Back to posts

Zero Cost AI and Slow Thinking Systems

May 27, 2026

Recently I've been tinkering with small language models. These models are able to run on my MacBook, use around 7-30GB of Unified Memory, and able to do a lot of things. They are good at tool calling and can accomplish trivial tasks like calling the right API as long as the task is well defined. (My reference models in this case are Gemma4 e4B and Gemma4 27B.)

I actually call them Zero Cost Intelligence (well, not exactly free, but almost negligible compared to the API cost of LLMs).
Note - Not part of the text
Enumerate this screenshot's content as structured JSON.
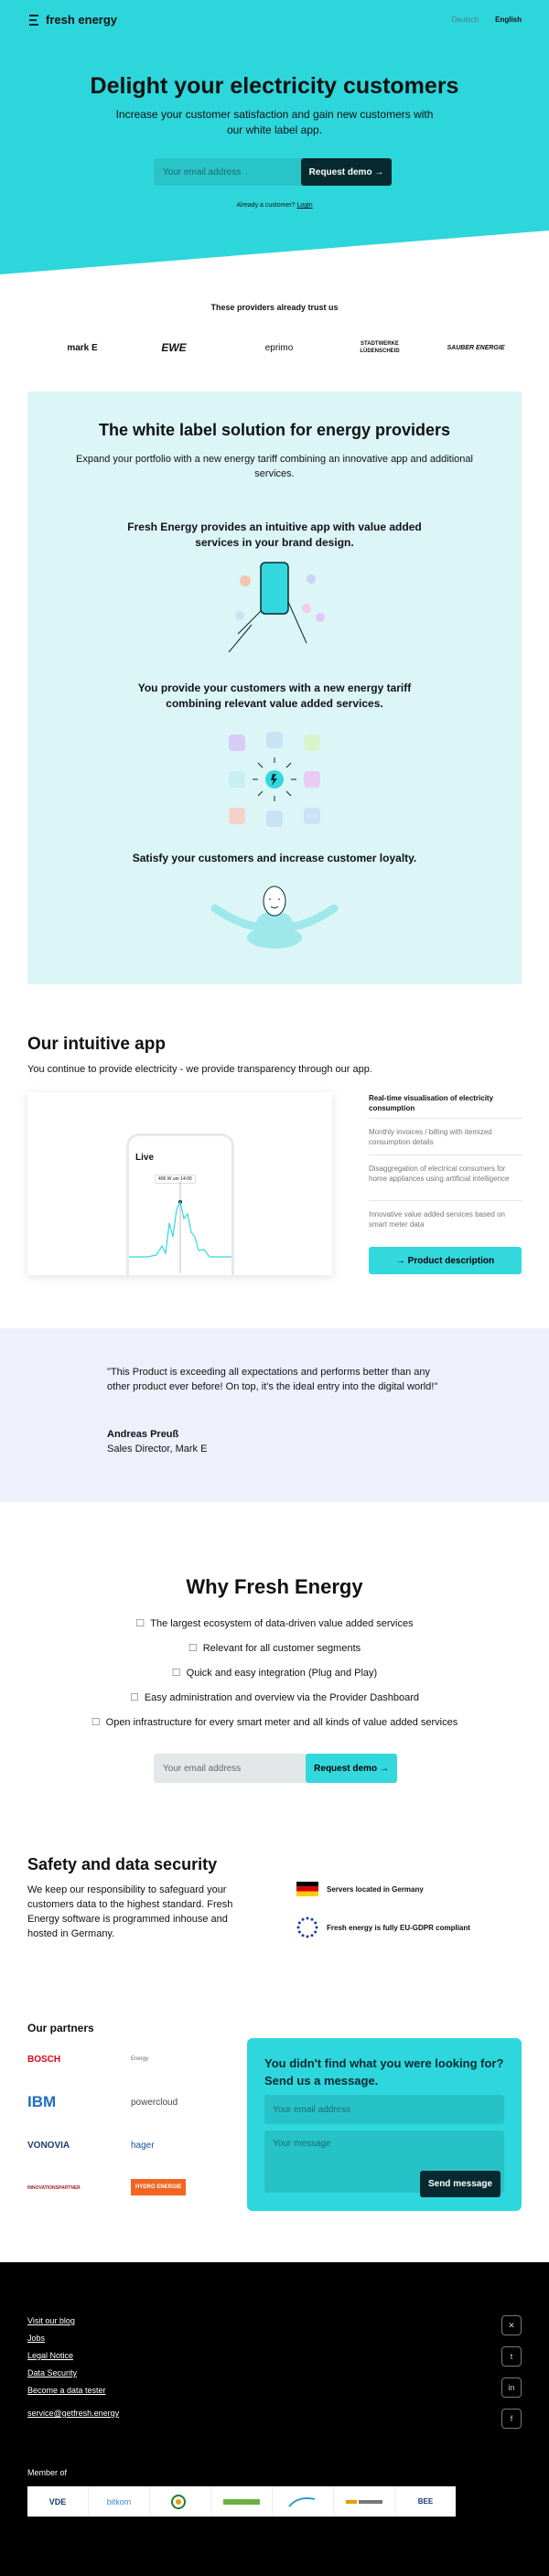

Intelligence might be an overrated term, so I prefer to call them Language and Reasoning Simulators. And that made me wonder: is it possible to build a system that uses a group of these models (small models running on consumer hardware, or not needing expensive GPUs) and is able to do some tasks (a subset of enterprise-level tasks)?

Plus, not all tasks need realtime output. For example, when you are sleeping and these LLM agents are working in the background, it is not necessary that the output token speed should be realtime. So if you have a workflow or tasks that don't need to provide immediate output, why not run them using a system of these small models?

System of Small Models: as we know, small LLMs are not very smart, so in order to improve the reliability of tasks, we need to build up a system that is able to channelize the model towards the right direction and eventually towards the right output.

An example system could look like:

  • A Large Reasoning Model creates a trajectory plan: very detailed steps for the other less intelligent model to follow.
  • A small language model then follows that trajectory.
  • There could then be another agent using a small model that verifies at the end.